After Delorean’s rushing success with their 2009 Ayrton Senna EP and a handful of stunning remixes of artists you might have heard about – Franz Ferdinand, the xx, and Cold Cave – The Spanish quartet drops Subiza via True Panther Sounds just in time for all the summer fun down at the local beach. Delorean combines the best of today’s in-fashion musical panache and ends up with a polished, original sound all their own.

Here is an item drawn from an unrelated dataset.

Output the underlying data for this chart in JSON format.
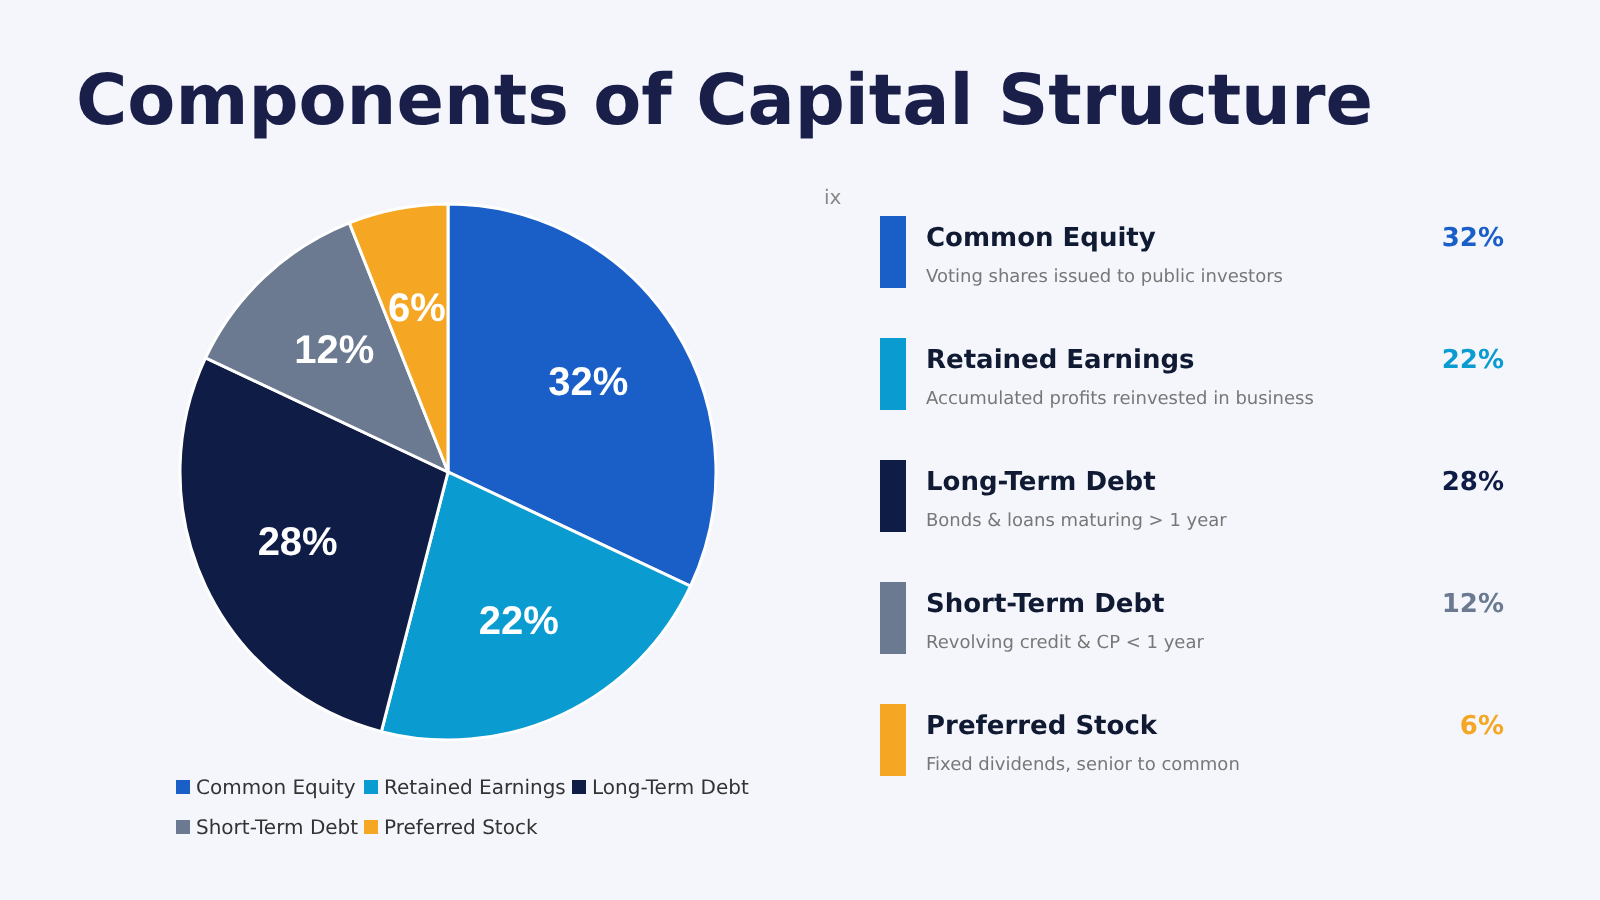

Subiza offers all the indie dance-pop you can shake a pair of wayfarers at. Comparatively to Ayrton Senna, not much has changed in the sonic formula. Club-oriented beats layered with native percussion drive the dance pulse through each track – while lead singer/bassist Ekhi Lopetegi sweetly lavishes out simple and sunny lyrics. Couple Lopetegi’s singing with the vocal sample bits and the reverb-drenched synthesizers that litter each song and Delorean creates this lush and shimmering texture found nowhere else in music today.
The first single off the album is “Stay Close,” and boy do theses Spaniards know how to make a summer hit. Huge reverb, melodic vocal samples, glimmering synthesizer lines stacked upon straight keyboard, heavy bass, and washed out filter build-ups that bring the club and the beach together – everything needed to drive those hipsters wild. Interestingly enough, a revving alarm sample found throughout “Stay Close” is eerily similar to a noise located in the latter half of “Brothersport” by Animal Collective. Sharing is caring I suppose.
Another stand out track, “Infinite Desert,” screams indie gold as the song opens with filters, transitions to pitch-shifted vocal samples tied together with a four-to-the-floor bass drum, flamenco handclaps, and Grizzly-Bear-good harmonies. It is almost as if Delorean went to the four corners of the independent music scene and took the best parts from each destination – tribal percussion with dance beats, unique samples, lo-fi harmonies, and synthesizer progressions that would make Cut Copy proud.
Subiza as a whole is lacking in sonic diversity – each song recycles the same Delorean recipe and mix process – and lucky for us this is not a bad thing. Subiza offers a handful of catchy, lo-fi, electro-pop goodness sure to make your summer dance party never end. This album is a little over forty-two minutes of solid, well-produced compositions that point to a long and bright future for Delorean. So grab your beach towel, sun block, and head down to the beach where you and this album belong.